Assessment of potential spread: Following extensive investigations, no evidence of avian influenza virus infection has been found in other domestic poultry premises in the country. At this time the outbreak appears to have arisen as the result of an LPAI to HPAI mutation event on the IP and to be limited to the single IP.


        14. Remaining uncertainty

    • The source of the progenitor LPAI virus.
    • The route of introduction onto the IP.
    • The earliest likely date that LPAI was introduced onto the IP.
    • The precise date that the mutation event from LPAI to HPAI occurred.

There is a continually present, global risk of further outbreaks of avian influenza as a result of the ongoing presence of AI viruses within the wild bird population. There is ongoing AI surveillance (both active and passive) in the UK aimed at early detection of such an incursion

15. Concluding remarks

The most likely source of infection is the introduction of LPAI virus from wildfowl present on the ponds on the infected premises. Genetic analysis of the HPAI virus identified on the holding and other epidemiological/laboratory data gathered from all groups on site indicate that this originated as the result of a mutation from LPAI virus that occurred within the IP. This mutation has made this a complex investigation.

Investigation of tracings from other premises identified as potential sources, via tracings of personnel and vehicle movement, have revealed no other premises that could have been the origin of the HPAI infection on this premises. Investigations of similar spread tracings have not revealed any spread of HPAI virus from the IP to other premises.
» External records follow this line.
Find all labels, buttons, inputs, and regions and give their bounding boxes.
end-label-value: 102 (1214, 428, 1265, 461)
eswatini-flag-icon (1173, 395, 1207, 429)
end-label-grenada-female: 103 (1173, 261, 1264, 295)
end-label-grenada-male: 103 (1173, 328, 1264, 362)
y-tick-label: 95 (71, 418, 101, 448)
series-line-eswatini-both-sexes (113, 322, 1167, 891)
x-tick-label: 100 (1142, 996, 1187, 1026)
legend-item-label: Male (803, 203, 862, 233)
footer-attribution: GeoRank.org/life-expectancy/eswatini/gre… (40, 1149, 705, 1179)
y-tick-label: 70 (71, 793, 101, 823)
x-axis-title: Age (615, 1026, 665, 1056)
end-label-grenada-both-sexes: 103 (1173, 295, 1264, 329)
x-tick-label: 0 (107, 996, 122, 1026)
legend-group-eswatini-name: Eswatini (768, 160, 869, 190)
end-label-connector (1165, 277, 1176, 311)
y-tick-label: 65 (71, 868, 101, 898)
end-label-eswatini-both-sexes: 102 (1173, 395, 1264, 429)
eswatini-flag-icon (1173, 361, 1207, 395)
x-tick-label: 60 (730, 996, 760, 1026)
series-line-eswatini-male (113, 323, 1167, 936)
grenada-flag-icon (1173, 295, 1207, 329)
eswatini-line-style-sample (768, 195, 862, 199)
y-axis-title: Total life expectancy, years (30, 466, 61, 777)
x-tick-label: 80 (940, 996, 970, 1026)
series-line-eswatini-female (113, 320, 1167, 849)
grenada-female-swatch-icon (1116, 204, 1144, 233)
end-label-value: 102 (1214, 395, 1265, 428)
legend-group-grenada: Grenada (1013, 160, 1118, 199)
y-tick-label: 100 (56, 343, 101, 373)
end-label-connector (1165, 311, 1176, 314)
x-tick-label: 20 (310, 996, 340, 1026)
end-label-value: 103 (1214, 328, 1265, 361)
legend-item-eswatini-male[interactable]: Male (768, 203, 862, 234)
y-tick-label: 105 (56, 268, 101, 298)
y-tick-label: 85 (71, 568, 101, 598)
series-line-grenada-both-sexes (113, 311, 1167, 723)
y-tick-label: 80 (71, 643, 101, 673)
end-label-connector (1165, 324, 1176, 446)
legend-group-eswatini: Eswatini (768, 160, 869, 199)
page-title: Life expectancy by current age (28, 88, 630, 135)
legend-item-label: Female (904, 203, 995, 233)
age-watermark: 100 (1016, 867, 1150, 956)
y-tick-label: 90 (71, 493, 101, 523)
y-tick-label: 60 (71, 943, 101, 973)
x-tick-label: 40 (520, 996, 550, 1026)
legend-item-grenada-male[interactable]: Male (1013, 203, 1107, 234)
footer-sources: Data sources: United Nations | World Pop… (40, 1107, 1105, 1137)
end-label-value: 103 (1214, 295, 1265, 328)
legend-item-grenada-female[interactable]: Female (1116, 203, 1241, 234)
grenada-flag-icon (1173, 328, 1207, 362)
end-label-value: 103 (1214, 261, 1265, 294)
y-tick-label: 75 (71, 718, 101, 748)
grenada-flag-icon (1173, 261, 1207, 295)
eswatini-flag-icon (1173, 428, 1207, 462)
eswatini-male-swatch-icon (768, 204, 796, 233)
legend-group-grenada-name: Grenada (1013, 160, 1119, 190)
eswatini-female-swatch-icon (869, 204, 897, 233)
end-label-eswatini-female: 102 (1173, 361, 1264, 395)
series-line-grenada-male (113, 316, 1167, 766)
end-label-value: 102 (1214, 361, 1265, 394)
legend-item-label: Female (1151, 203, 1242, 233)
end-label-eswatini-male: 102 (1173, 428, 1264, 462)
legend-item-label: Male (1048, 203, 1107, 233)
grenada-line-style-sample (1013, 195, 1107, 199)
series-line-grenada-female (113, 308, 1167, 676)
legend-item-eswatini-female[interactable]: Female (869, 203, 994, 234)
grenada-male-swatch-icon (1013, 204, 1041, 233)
Although our investigations suggest that the most likely route of introduction of virus onto this infected premises was direct or indirect contact with wild waterfowl, an incursion such as this remains a low likelihood event.

National Emergency Epidemiology Group
28 August 2015

(Continue . . . )


While we will no doubt be concentrating primarily on the spread of HPAI H5 viruses this fall and winter, the experience with China’s H7N9 virus shows that H5 viruses are not the only ones worthy of our attention, and reminds us how quickly the status quo can change.